Montesquieu et Tocqueville ont joué un rôle majeur dans la conception américaine de la liberté. Mais leur enseignement est aujourd’hui perverti par la montée du « politiquement correct » et la servilité des citoyens occidentaux envers des dirigeants précepteurs de morale et dispensateurs de bonheur.
Comme les sages en conviennent, la plupart des gens traversent leur vie en somnambules. Nous nous habituons si bien à nos coutumes et à l’ordre des choses que nous remarquons à peine les infimes évolutions sociales qui, avec le temps, deviennent transformations majeures. Les années passent, et c’est seulement quand nos cheveux commencent à grisonner que nous prenons conscience de fréquenter un monde étrange, dominé par la jeunesse.

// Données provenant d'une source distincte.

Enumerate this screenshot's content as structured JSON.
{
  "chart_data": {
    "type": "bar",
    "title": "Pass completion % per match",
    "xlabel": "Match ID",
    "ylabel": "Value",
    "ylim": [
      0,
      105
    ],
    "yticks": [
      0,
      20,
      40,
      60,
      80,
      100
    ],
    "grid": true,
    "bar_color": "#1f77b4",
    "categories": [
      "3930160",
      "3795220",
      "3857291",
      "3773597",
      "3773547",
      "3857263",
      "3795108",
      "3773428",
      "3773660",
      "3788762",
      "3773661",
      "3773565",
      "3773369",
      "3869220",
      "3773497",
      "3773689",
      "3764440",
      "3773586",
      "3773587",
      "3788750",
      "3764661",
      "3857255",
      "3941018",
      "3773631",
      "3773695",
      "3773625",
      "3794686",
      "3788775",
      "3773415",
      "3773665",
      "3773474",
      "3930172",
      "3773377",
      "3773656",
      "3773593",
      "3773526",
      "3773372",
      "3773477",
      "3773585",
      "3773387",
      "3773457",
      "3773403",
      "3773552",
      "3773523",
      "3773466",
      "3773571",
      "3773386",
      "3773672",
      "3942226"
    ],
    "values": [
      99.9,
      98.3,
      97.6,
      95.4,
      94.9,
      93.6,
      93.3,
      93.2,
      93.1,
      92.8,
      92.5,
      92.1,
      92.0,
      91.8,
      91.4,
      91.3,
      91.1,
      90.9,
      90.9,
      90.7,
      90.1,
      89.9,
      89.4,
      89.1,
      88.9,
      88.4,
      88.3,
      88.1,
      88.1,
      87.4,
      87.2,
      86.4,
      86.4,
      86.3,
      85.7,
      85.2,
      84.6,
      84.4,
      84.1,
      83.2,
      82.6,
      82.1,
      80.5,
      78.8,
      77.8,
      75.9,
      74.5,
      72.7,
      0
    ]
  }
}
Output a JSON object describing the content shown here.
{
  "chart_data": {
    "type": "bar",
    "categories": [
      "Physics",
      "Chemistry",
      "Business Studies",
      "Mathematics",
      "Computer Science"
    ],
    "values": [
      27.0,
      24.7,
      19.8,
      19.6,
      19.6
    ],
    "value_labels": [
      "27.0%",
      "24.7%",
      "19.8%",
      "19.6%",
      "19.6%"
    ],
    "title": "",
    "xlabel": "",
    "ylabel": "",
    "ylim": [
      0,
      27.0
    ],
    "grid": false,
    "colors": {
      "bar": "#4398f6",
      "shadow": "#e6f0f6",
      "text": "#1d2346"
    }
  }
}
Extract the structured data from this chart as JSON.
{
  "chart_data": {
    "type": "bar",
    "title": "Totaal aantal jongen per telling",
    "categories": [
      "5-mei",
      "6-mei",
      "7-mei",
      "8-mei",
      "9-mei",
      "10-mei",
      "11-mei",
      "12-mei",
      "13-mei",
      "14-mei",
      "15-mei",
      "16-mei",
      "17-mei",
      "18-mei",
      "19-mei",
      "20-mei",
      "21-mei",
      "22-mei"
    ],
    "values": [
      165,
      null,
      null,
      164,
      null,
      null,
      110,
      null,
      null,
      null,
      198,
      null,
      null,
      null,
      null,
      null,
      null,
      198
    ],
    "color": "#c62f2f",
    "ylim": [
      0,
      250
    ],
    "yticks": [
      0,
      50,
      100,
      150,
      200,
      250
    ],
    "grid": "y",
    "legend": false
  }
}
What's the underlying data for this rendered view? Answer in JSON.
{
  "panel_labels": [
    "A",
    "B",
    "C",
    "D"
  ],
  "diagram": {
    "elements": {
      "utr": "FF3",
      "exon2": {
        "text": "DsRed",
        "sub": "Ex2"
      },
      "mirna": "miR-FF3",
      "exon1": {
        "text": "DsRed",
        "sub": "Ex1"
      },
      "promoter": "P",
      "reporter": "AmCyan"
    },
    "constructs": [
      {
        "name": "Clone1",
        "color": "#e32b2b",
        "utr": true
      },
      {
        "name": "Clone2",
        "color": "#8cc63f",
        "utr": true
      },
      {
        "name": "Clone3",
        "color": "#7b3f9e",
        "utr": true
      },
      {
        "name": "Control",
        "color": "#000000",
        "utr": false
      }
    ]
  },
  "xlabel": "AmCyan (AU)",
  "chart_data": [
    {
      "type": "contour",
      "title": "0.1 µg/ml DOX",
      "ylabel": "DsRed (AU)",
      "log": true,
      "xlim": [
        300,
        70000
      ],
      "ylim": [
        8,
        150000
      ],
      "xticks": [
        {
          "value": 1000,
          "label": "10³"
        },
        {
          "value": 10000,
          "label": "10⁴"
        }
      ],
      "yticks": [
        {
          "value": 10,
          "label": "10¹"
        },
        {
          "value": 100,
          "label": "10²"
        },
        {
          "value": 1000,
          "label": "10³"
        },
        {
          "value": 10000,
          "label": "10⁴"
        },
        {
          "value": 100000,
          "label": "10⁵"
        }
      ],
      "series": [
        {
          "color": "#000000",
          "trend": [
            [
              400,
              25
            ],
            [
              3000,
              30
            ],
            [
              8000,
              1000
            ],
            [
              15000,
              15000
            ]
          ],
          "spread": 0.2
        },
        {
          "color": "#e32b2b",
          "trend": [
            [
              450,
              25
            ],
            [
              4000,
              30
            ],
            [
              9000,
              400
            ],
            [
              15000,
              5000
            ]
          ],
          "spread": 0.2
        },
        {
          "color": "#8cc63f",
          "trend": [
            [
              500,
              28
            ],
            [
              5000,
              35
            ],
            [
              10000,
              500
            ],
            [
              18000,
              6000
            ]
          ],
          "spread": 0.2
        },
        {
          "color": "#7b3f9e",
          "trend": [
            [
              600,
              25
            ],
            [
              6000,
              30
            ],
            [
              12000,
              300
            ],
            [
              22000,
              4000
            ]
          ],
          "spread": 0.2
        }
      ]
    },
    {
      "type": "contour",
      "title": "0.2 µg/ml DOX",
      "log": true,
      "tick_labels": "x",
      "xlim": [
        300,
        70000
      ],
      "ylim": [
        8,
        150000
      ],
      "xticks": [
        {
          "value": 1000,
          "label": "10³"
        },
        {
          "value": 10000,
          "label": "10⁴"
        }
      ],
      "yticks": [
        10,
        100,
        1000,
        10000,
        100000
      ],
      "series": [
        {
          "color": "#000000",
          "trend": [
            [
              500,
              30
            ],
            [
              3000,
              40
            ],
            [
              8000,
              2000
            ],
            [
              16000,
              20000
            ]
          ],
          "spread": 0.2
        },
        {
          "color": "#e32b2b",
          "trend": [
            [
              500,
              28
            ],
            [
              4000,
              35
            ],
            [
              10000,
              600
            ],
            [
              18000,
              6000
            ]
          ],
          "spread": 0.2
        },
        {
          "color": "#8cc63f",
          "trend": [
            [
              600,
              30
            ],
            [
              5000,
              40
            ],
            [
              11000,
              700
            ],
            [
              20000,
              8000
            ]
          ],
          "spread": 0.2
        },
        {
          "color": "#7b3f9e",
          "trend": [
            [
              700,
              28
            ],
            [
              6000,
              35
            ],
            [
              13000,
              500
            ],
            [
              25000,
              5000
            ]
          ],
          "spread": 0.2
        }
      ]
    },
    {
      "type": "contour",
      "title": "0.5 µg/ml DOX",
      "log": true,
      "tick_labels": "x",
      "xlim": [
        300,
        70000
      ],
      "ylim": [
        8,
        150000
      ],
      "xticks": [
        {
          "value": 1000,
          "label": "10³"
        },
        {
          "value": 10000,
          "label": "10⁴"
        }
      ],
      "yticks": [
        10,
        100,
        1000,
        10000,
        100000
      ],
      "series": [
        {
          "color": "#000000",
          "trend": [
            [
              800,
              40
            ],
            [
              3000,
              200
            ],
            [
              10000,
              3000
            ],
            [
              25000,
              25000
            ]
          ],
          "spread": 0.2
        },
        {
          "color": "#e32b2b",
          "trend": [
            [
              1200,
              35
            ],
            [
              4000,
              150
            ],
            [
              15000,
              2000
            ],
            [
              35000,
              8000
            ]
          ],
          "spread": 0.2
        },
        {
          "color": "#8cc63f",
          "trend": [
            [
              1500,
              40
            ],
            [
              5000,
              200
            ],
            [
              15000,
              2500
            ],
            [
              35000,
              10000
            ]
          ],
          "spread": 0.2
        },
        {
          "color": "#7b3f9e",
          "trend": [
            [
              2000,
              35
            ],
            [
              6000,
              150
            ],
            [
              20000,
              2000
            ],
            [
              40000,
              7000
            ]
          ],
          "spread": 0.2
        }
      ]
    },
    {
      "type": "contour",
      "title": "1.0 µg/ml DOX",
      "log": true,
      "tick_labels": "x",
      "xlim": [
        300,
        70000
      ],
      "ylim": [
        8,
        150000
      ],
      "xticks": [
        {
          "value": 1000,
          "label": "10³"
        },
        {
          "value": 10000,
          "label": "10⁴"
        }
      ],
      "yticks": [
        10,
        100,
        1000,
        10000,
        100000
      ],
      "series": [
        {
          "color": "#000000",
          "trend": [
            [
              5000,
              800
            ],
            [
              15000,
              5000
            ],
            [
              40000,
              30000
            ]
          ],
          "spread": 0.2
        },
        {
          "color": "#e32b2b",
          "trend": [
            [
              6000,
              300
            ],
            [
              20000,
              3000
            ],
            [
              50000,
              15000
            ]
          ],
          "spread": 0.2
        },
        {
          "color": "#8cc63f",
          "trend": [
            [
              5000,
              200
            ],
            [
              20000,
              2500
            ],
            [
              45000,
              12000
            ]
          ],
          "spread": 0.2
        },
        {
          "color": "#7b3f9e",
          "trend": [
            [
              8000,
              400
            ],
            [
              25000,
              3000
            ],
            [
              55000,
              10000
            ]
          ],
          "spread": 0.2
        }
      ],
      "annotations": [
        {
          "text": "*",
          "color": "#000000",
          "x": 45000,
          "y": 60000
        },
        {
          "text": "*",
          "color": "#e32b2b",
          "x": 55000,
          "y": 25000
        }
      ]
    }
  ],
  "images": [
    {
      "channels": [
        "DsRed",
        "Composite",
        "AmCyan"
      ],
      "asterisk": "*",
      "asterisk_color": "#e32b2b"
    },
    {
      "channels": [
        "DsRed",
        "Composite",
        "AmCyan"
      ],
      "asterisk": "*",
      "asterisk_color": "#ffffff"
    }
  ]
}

Et le phénomène se reproduit à chaque génération. C’est cela, entre autres, être moderne. Mais cela importe-t-il ? En règle générale, non. La vie continue comme avant, à moins que ne survienne un épisode terrible, comme celui qu’ont vécu les Européens avant la Seconde Guerre mondiale. Ils s’avisèrent alors qu’ils avaient perdu cette chose essentielle, leur liberté. À des moments différents, les Russes, les Italiens et les Allemands ont connu ce destin, sombrant sans presque s’en apercevoir dans l’esclavage idéologique du totalitarisme. Moralité : mieux vaut rester vigilant.
Éviter de se laisser « dépasser par les événements » n’a pourtant rien d’évident. Cela tient notamment au fait que nous persistons à employer les mêmes mots pour dé...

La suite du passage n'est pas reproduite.